Nacho sonríe juguetón corriendo a todo trapo delante del policía. Se da cuenta que corre más que Carlos y eso le gusta en sobremanera. El todopoderoso Carlos lo van a pillar con todo el paquete encima y él saldrá indemne.
Corren por Prat de la Riba en dirección a la Plaza Ricard Vinyes . Nacho esta alcanzando a Carlos cuando de repente con agilidad felina se encarama a la verja de hierro que tiene a su izquierda y con dos buenos saltos accede al recinto del gobierno militar en desuso. Nacho, esta ahora aterrorizado, mira hacia atrás y ve que el policía le gana terreno de modo que decide intentar el salto antes protagonizado por Carlos. Con el primer impulso se siente capaz de saltar la valla a la primera, pero no es así. En medio de la verja no hay ningún sitio donde apoyarse y el pie le resbala. Cae golpeándose los brazos por los codos y el antebrazo . Nacho coge fuerza con los doloridos brazos y intenta saltar para llegar la parte alta de la oxidada verja . Con fuerza inaudita alcanza su objetivo y comienza a tirar de su cuerpo hacia arriba. Pero algo lo frena en seco. El policía , ha llegado , lo coge de la pierna y tira de él hacia abajo. Del estirón que le da casi lo hace caer menos mal que el zapato de Nacho cede y cae , haciendo al policía soltar a Nacho. Nacho sin punto de apoyo busca , con los pies , un sitio donde coger fuerza para acabar de saltar. Pero lo único que llegan a encontrar es la cara del policía. Que trastabilla y se tambalea mareado , aun no siendo consciente de la coz que le acaban de propinar .Nacho aprovecha el tiempo muerto pedido por el entrenador de la suerte y entra en las instalaciones , no sin antes ver caer al policía sangrando abundamente por la nariz y la boca. Nacho esta atónito por el acto que acaba de cometer.
La sangre se le hiela. Para su frenética huida para observar con pavor una figura situada en la acera de Prat de la Riba a unos veinte metros. Es una persona que ha visto todos los actos que acaban de acontecer. Es una persona , eso si. Pero permanece inmóvil mirando fijamente a Nacho.
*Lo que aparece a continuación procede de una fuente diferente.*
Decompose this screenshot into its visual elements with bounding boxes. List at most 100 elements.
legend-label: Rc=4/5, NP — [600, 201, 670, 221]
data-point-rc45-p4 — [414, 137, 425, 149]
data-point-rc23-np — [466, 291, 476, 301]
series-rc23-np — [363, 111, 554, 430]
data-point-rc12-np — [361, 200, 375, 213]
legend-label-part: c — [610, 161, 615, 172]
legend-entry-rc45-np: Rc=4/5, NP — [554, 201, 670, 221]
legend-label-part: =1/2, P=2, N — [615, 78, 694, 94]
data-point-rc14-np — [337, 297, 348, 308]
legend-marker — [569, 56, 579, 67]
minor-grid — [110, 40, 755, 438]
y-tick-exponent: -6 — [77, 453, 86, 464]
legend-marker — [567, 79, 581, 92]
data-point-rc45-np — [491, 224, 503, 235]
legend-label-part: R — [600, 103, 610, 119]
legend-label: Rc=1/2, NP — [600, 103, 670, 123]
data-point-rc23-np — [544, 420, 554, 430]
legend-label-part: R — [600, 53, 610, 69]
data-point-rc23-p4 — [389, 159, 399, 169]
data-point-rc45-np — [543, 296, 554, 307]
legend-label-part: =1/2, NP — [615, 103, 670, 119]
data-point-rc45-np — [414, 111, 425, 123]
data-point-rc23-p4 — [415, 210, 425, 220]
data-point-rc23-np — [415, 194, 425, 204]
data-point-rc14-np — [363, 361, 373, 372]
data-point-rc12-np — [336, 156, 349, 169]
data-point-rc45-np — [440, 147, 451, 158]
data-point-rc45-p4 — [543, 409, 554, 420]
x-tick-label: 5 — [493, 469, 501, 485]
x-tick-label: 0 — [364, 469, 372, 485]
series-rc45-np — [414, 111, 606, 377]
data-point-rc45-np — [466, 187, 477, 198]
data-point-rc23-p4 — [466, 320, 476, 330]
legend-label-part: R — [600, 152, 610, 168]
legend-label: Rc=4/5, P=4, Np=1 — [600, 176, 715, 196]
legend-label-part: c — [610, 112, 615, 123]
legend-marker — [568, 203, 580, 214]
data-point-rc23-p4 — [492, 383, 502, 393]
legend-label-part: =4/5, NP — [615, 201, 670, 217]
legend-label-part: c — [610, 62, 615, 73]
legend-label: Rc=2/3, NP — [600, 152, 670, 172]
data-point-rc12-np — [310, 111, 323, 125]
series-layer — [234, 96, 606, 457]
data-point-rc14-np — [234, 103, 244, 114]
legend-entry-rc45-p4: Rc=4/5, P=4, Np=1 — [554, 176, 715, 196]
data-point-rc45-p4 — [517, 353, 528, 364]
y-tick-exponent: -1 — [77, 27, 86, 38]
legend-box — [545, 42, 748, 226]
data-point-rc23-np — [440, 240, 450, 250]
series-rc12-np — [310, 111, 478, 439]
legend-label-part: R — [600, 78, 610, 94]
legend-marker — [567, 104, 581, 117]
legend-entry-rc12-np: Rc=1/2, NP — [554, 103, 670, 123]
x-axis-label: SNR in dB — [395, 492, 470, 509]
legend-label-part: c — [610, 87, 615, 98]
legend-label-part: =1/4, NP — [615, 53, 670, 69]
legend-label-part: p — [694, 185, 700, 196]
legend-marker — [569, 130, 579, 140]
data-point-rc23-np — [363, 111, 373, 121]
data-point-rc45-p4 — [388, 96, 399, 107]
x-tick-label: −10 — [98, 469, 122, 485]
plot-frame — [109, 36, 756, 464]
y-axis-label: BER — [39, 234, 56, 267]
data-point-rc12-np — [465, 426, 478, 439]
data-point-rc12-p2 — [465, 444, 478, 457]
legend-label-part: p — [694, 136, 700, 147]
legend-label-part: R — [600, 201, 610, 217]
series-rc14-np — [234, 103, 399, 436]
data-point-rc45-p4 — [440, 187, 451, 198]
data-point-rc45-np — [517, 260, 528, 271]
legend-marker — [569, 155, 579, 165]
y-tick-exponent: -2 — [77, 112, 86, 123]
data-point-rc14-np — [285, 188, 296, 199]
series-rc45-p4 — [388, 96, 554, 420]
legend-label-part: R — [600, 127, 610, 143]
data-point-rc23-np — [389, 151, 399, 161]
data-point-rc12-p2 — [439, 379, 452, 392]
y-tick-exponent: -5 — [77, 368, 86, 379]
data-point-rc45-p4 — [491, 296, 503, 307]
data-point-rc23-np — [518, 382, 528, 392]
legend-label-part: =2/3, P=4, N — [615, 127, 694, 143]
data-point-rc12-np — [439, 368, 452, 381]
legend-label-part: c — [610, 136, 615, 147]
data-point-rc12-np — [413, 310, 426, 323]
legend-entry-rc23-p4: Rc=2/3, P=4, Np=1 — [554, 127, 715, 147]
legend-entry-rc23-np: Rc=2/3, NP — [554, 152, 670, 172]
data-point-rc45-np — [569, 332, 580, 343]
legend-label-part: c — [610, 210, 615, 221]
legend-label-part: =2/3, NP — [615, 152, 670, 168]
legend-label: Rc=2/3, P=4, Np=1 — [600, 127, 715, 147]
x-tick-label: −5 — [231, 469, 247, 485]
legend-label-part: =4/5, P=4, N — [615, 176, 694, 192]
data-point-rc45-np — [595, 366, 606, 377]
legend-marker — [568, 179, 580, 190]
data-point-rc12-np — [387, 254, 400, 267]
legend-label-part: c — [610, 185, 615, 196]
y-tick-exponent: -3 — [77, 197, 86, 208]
Una extraña sensación paraliza a Nacho. Le esta mirando, si , pero no siente ningún miedo hacia ella, sino que Nacho tiene la sensación que le esta aplaudiendo silenciosamente por lo que acababa de hacer . Quietas las dos figuras nocturnas se observan en un duelo en ok corral. A Nacho , todavía acelerado por la coca y por los hechos sucedidos, se le congela cada músculo , cada hueso de su cuerpo , más allá del miedo esta la culpabilidad. No puede apartar la vista . Esta atrapado por una atracción que le impide articular ni un músculo. Se siente relajado y lleno de curiosidad . Es una figura tan intrigante , tan melancólica que es difícil apartar al mirada.
Sacude su cabeza como una pandereta a ver que el policía se esta moviendo y salta hacia el interior del gobierno militar.